The three of us glanced at each other guiltily. And we weren't?
“Besides,” Cindy continued, “he's never really enjoyed the whole dog show scene. Years ago, when we were newlyweds, he used to come just to humor me. But devotion like that wears off. It's really just a matter of time.”
Cindy turned to Peg. “I've found that dogs are really more a woman's thing, haven't you? So few men seem to get the same enjoyment. If I ever found one that did, I think I'd be tempted to hang on to him with both hands.”
Interesting. I wondered if Brad the golfer might have something to say about that.
“I didn't expect to see you here today,” said Terry. “You're quite a long way from home.”
“Three states, to be exact. And shows in Allentown this weekend, too. But of course you know the good judges would be all the way up here.”

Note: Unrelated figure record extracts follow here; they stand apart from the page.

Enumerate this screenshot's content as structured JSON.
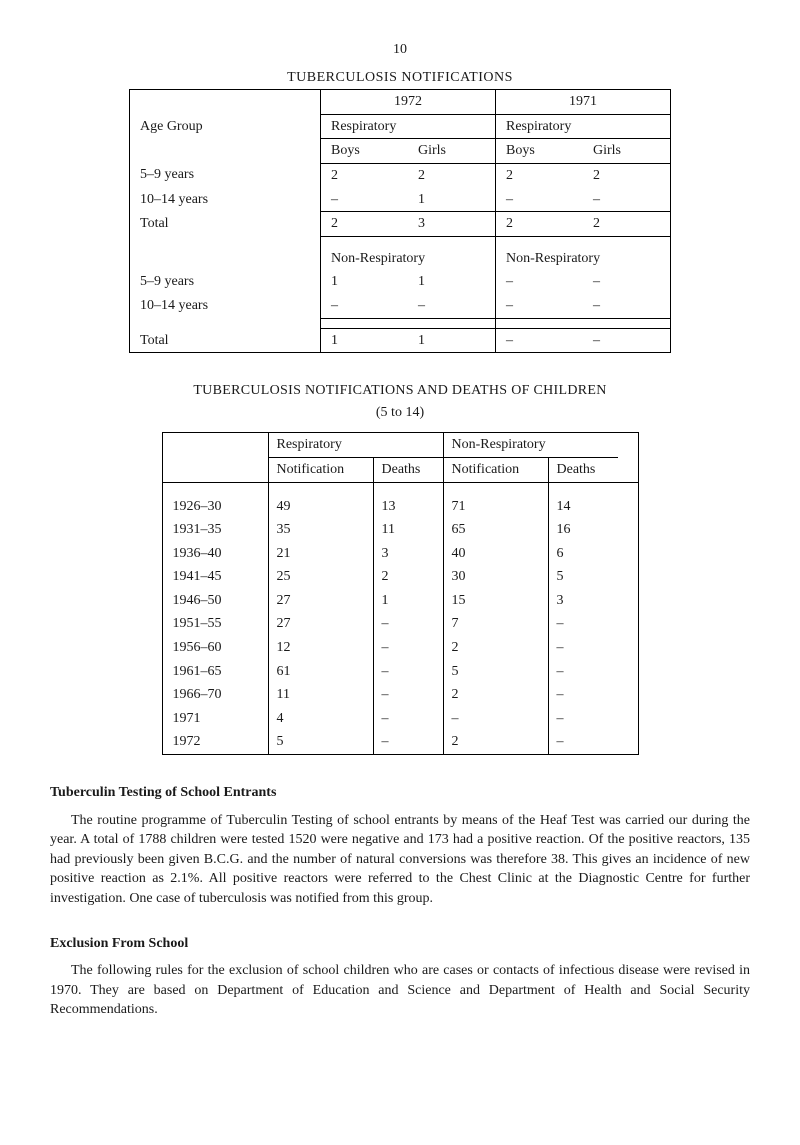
{
  "page_number": "10",
  "table1": {
    "title": "TUBERCULOSIS NOTIFICATIONS",
    "age_group_label": "Age Group",
    "years": [
      "1972",
      "1971"
    ],
    "respiratory_label": "Respiratory",
    "non_respiratory_label": "Non-Respiratory",
    "boys_label": "Boys",
    "girls_label": "Girls",
    "total_label": "Total",
    "rows": [
      {
        "label": "5–9 years",
        "y1972_b": "2",
        "y1972_g": "2",
        "y1971_b": "2",
        "y1971_g": "2"
      },
      {
        "label": "10–14 years",
        "y1972_b": "–",
        "y1972_g": "1",
        "y1971_b": "–",
        "y1971_g": "–"
      }
    ],
    "resp_total": {
      "y1972_b": "2",
      "y1972_g": "3",
      "y1971_b": "2",
      "y1971_g": "2"
    },
    "nonresp_rows": [
      {
        "label": "5–9 years",
        "y1972_b": "1",
        "y1972_g": "1",
        "y1971_b": "–",
        "y1971_g": "–"
      },
      {
        "label": "10–14 years",
        "y1972_b": "–",
        "y1972_g": "–",
        "y1971_b": "–",
        "y1971_g": "–"
      }
    ],
    "nonresp_total": {
      "y1972_b": "1",
      "y1972_g": "1",
      "y1971_b": "–",
      "y1971_g": "–"
    }
  },
  "table2": {
    "title": "TUBERCULOSIS NOTIFICATIONS AND DEATHS OF CHILDREN",
    "subtitle": "(5 to 14)",
    "respiratory_label": "Respiratory",
    "non_respiratory_label": "Non-Respiratory",
    "notification_label": "Notification",
    "deaths_label": "Deaths",
    "rows": [
      {
        "period": "1926–30",
        "rn": "49",
        "rd": "13",
        "nn": "71",
        "nd": "14"
      },
      {
        "period": "1931–35",
        "rn": "35",
        "rd": "11",
        "nn": "65",
        "nd": "16"
      },
      {
        "period": "1936–40",
        "rn": "21",
        "rd": "3",
        "nn": "40",
        "nd": "6"
      },
      {
        "period": "1941–45",
        "rn": "25",
        "rd": "2",
        "nn": "30",
        "nd": "5"
      },
      {
        "period": "1946–50",
        "rn": "27",
        "rd": "1",
        "nn": "15",
        "nd": "3"
      },
      {
        "period": "1951–55",
        "rn": "27",
        "rd": "–",
        "nn": "7",
        "nd": "–"
      },
      {
        "period": "1956–60",
        "rn": "12",
        "rd": "–",
        "nn": "2",
        "nd": "–"
      },
      {
        "period": "1961–65",
        "rn": "61",
        "rd": "–",
        "nn": "5",
        "nd": "–"
      },
      {
        "period": "1966–70",
        "rn": "11",
        "rd": "–",
        "nn": "2",
        "nd": "–"
      },
      {
        "period": "1971",
        "rn": "4",
        "rd": "–",
        "nn": "–",
        "nd": "–"
      },
      {
        "period": "1972",
        "rn": "5",
        "rd": "–",
        "nn": "2",
        "nd": "–"
      }
    ]
  },
  "section1": {
    "heading": "Tuberculin Testing of School Entrants",
    "body": "The routine programme of Tuberculin Testing of school entrants by means of the Heaf Test was carried our during the year. A total of 1788 children were tested 1520 were negative and 173 had a positive reaction. Of the positive reactors, 135 had previously been given B.C.G. and the number of natural conversions was therefore 38. This gives an incidence of new positive reaction as 2.1%. All positive reactors were referred to the Chest Clinic at the Diagnostic Centre for further investigation. One case of tuberculosis was notified from this group."
  },
  "section2": {
    "heading": "Exclusion From School",
    "body": "The following rules for the exclusion of school children who are cases or contacts of infectious disease were revised in 1970. They are based on Department of Education and Science and Department of Health and Social Security Recommendations."
  }
}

That was the story of an exhibitor's life. We lived and died by the judging assignments.
“How did you do?” asked Aunt Peg.
“Points on a puppy,” Cindy said with satisfaction. “You can't ask for better than that. It will make the long drive home feel worthwhile. How about you? I see this one is headed for the group. Were your others as successful?”

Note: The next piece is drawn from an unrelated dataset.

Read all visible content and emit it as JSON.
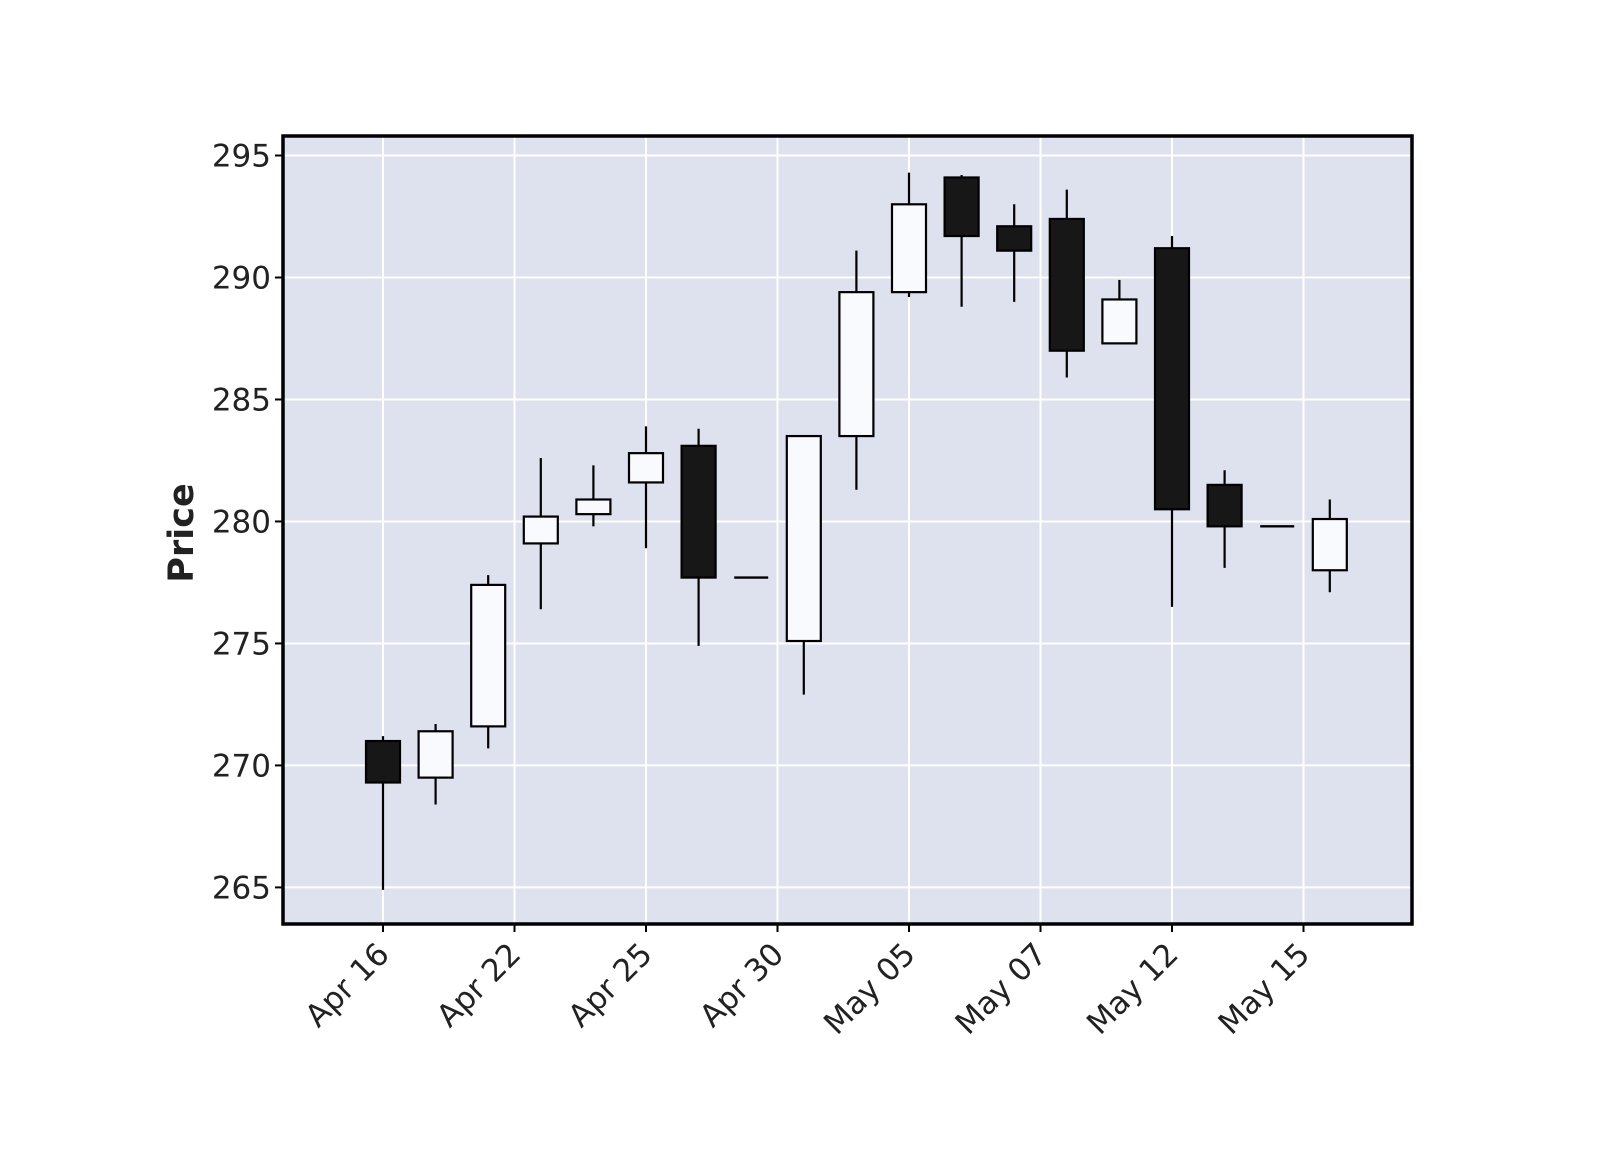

The catalog was brought out; the major entry and our wins exclaimed over. Cindy congratulated us on our good fortune. Then she apologized once again for missing lunch with Peg and said, “I really did want to talk to you about Henry Pruitt. I'd been thinking about what you said about his two dogs. The first time we spoke, I told you I'd be happy to come and get Pepper. Then I believe you said there was some sort of problem with Henry's daughters?”
“They've inherited the dogs as part of their father's estate,” I said. “And they seem to feel that as purebred Golden Retrievers, Pepper and Remington should be worth money. Rather than simply finding them good homes, the daughters are determined to try and sell them.”
“To the highest bidder,” Peg added with a wink.
“I see. Well, in that case, my offer won't do you much good. But I thought since I was taking one boy, I might as well have them both. Remington didn't come from me, but I feel as though I know him from Henry's pictures. At my house there's always room for another Golden. And if I'm lucky, I might be able to come up with a home where the two of them can stay together.”